Il 16 Gennaio del 2023 è finita la sua impunità. Fino al 1992 i Messina Denaro erano completamente sconosciuti alle forze dell’ordine. Non solo, quando, nel 1991, Paolo Borsellino, Procuratore a Marsala, intuì che forse c’era questa misconosciuta famiglia di Castelvetrano a tenere le fila di Cosa Nostra trapanese, non potendo arrestare Don Ciccio, chiese al Tribunale di Trapani quanto meno l’emissione di un misura di prevenzione personale. La risposta fu agghiacciante: «Francesco Messina Denaro è una brava persona. E i Messina Denaro risultano essere conosciuti e stimati nella Palermo bene».

La stessa latitanza sembra cominciare con anni di vantaggio. Le ricerche a livello internazionale partono solo nel 1994, e fino all’arresto di Bernardo Provenzano, nel 2006, in pochi conoscono la storia di Messina Denaro.
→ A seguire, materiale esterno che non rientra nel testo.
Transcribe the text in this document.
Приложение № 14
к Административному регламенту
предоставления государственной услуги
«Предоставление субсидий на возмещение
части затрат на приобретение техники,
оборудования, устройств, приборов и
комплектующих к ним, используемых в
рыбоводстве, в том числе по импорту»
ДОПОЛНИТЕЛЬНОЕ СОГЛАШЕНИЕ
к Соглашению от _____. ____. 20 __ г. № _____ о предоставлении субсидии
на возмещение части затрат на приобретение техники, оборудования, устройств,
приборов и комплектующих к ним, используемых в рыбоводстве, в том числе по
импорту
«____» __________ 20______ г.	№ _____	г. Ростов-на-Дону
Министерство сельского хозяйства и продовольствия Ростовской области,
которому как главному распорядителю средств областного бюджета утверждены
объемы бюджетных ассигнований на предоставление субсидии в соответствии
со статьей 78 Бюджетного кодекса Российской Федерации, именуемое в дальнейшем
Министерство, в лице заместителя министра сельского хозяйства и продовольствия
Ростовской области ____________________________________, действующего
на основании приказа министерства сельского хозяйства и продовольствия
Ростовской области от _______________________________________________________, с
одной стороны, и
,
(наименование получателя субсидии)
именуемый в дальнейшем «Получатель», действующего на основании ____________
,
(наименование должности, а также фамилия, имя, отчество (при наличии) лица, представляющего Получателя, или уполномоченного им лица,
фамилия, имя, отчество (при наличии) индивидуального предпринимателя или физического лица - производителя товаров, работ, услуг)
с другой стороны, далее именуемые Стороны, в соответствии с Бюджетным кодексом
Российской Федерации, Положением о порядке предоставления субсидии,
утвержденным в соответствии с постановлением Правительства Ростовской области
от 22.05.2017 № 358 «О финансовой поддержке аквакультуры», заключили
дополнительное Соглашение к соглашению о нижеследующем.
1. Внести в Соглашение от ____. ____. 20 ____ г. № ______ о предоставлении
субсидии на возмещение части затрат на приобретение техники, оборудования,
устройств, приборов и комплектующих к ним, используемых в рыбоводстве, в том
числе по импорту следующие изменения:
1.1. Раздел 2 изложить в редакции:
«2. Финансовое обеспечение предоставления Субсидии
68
Ancora, è uno dei registi delle stragi del ‘92, ma il processo a suo carico comincia solo venticinque anni dopo.

Nel 1998 le forze dell’ordine sono certe di averlo preso. Sta a casa di una sua amante, Maria, vicino Bagheria. Riempiono il covo di cimici. Ma lui non passa più. Dopo un anno capiscono che qualcuno lo ha avvisato. E si scoprirà, poi, che è scappato a bordo di un’ambulanza.

Oggi che la sua storia è finita, non possiamo non pensare alle vittime della mafia, e alle sue vittime. Verrebbero in mente tanti nomi, ne scegliamo uno. È quello di Nicola Consales. Aveva 43 anni, era il vice direttore di un albergo di Selinunte ed era una brava persona. Fu fatto uccidere a Palermo, da Messina Denaro, perché si era innamorato anche lui della stessa donna, una ragazza austriaca. È l’unico caso, nella storia della mafia, in cui il boss ordina l’omicidio di una persona ad altri boss, e fuori dal suo mandamento, solo per motivi passionali. Anche per lui, giustizia è fatta.